The Role of Physical Membrane Properties in Tumour Cell Resistance to Perforin

To kill virus-infected and cancer cells, the human immune system can use white blood cells that expose their targets to a mixture of toxic proteins. This is exploited by so-called cancer immunotherapies, which induce the immune system to more effectively target tumours. However, the success of these therapies strongly depends on the type of cancer and can be remarkably variable - even for the same type of cancer - from one patient to the other, for reasons that remain poorly understood.

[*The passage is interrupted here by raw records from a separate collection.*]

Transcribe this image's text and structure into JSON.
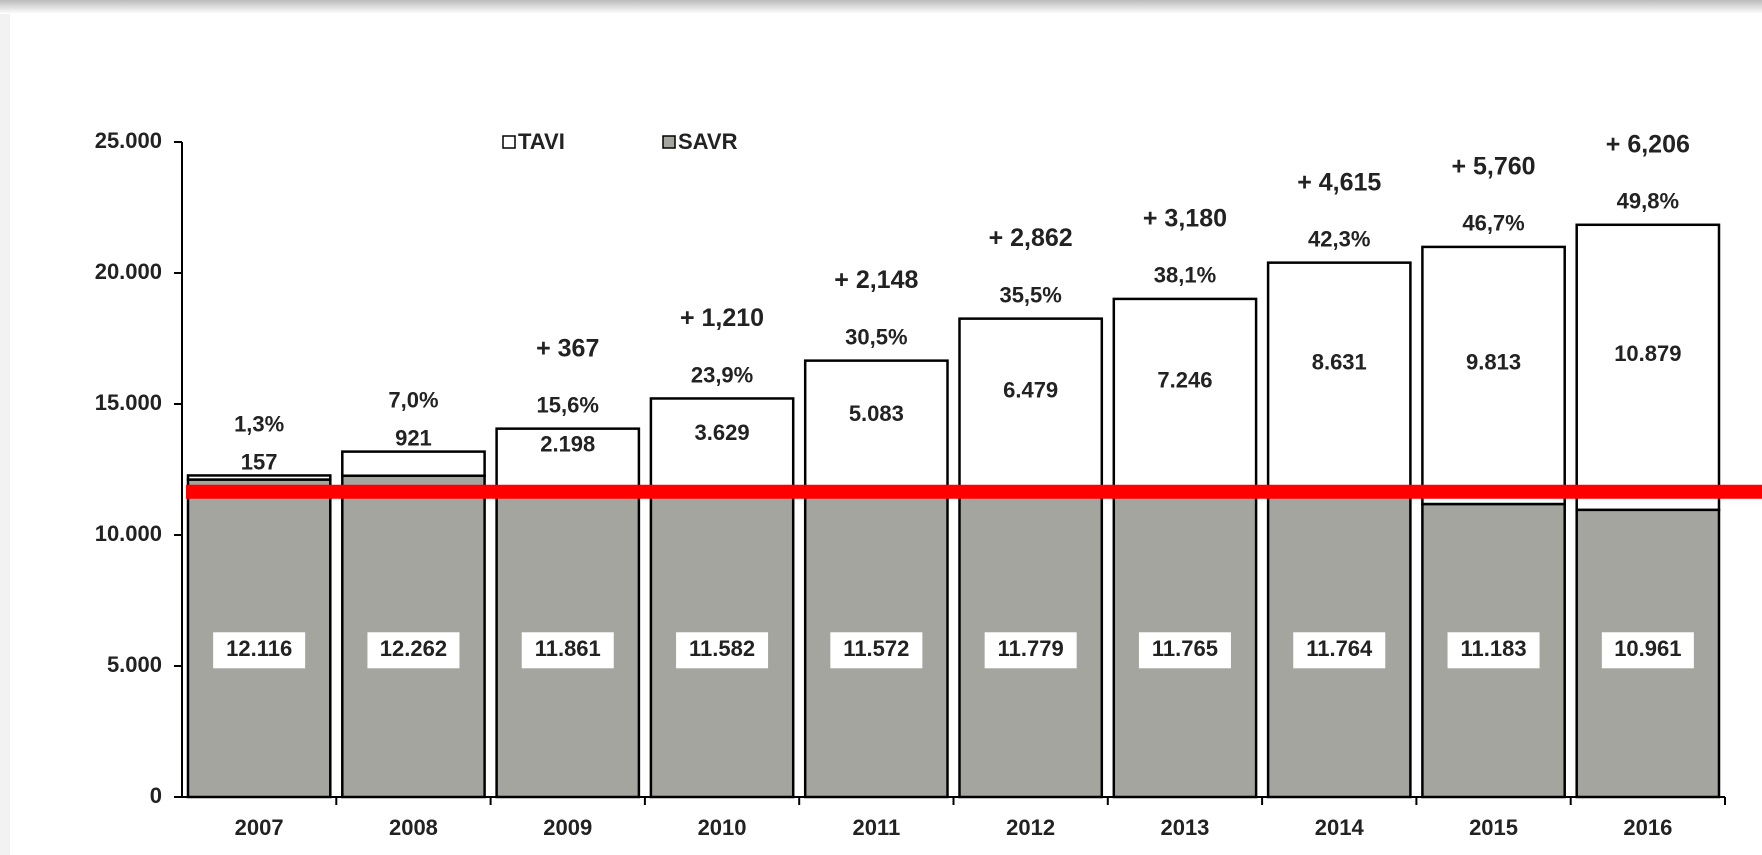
{
  "chart_data": {
    "type": "stacked_bar",
    "categories": [
      "2007",
      "2008",
      "2009",
      "2010",
      "2011",
      "2012",
      "2013",
      "2014",
      "2015",
      "2016"
    ],
    "series": [
      {
        "name": "SAVR",
        "color": "#a5a5a0",
        "values": [
          12116,
          12262,
          11861,
          11582,
          11572,
          11779,
          11765,
          11764,
          11183,
          10961
        ],
        "value_labels": [
          "12.116",
          "12.262",
          "11.861",
          "11.582",
          "11.572",
          "11.779",
          "11.765",
          "11.764",
          "11.183",
          "10.961"
        ]
      },
      {
        "name": "TAVI",
        "color": "#ffffff",
        "values": [
          157,
          921,
          2198,
          3629,
          5083,
          6479,
          7246,
          8631,
          9813,
          10879
        ],
        "value_labels": [
          "157",
          "921",
          "2.198",
          "3.629",
          "5.083",
          "6.479",
          "7.246",
          "8.631",
          "9.813",
          "10.879"
        ]
      }
    ],
    "share_labels": [
      "1,3%",
      "7,0%",
      "15,6%",
      "23,9%",
      "30,5%",
      "35,5%",
      "38,1%",
      "42,3%",
      "46,7%",
      "49,8%"
    ],
    "growth_labels": [
      null,
      null,
      "+ 367",
      "+ 1,210",
      "+ 2,148",
      "+ 2,862",
      "+ 3,180",
      "+ 4,615",
      "+ 5,760",
      "+ 6,206"
    ],
    "ylim": [
      0,
      25000
    ],
    "yticks": [
      0,
      {
        "value": 5000,
        "label": "5.000"
      },
      {
        "value": 10000,
        "label": "10.000"
      },
      {
        "value": 15000,
        "label": "15.000"
      },
      {
        "value": 20000,
        "label": "20.000"
      },
      {
        "value": 25000,
        "label": "25.000"
      }
    ],
    "reference_line": {
      "value": 11650,
      "color": "#ff0000"
    }
  }
}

In the mix of proteins secreted by these white blood cells, an essential protein is perforin, which punches holes in the target cells. We have only recently discovered how the white blood cells are protected against the perforin they secrete, preventing them from being damaged every time they kill a target (e.g., a cancer cell). This protection resides in the physical properties of the membrane that surrounds the white blood cells, in particular in how the fatty acid molecules ("lipids") in the membrane are packed and what electric charge they have at the membrane surface.

With this project, we aim to investigate if a similar protection may be used by cancer cells, to protect them against perforin and to thus reduce the efficiency at which they are cleared by the immune system. If this is the case, this can be used as an inspiration for strategies that enhance the efficacy of cancer immunotherapies and/or as a way to test patient resistance to such therapies before they are treated.

Immunotherapies represent this century's most revolutionary progress in the treatment of cancers. However, in spite of some spectacular success, many patients show incomplete or poor response to treatment, and in many instances, tumours become resistant to immune killing for reasons that are still poorly understood. For the critical effector phase, all these therapies rely on cytotoxic T lymphocytes and, occasionally, natural killer cells, and their killing of target cells mediated by an essential pore forming protein called perforin. We have recently discovered that cytotoxic T lymphocytes are protected against their own perforin by lipid order and charge in their plasma membranes, thus allowing them to kill multiple targets in succession without succumbing to self-harm. Based on that observation, we have hypothesised that cancer cells may use similar lipid-based, physical mechanisms to evade immune killing by resistance to perforin. If so, we anticipate that such mechanisms also play a role in defining tumour cell resistance - and ultimately patient response - to cancer immunotherapies, including CAR T-cell therapy. With this project, we aim to test that hypothesis, based on a combination of biophysical and immunobiological expertise, in addition to access to well annotated patient samples.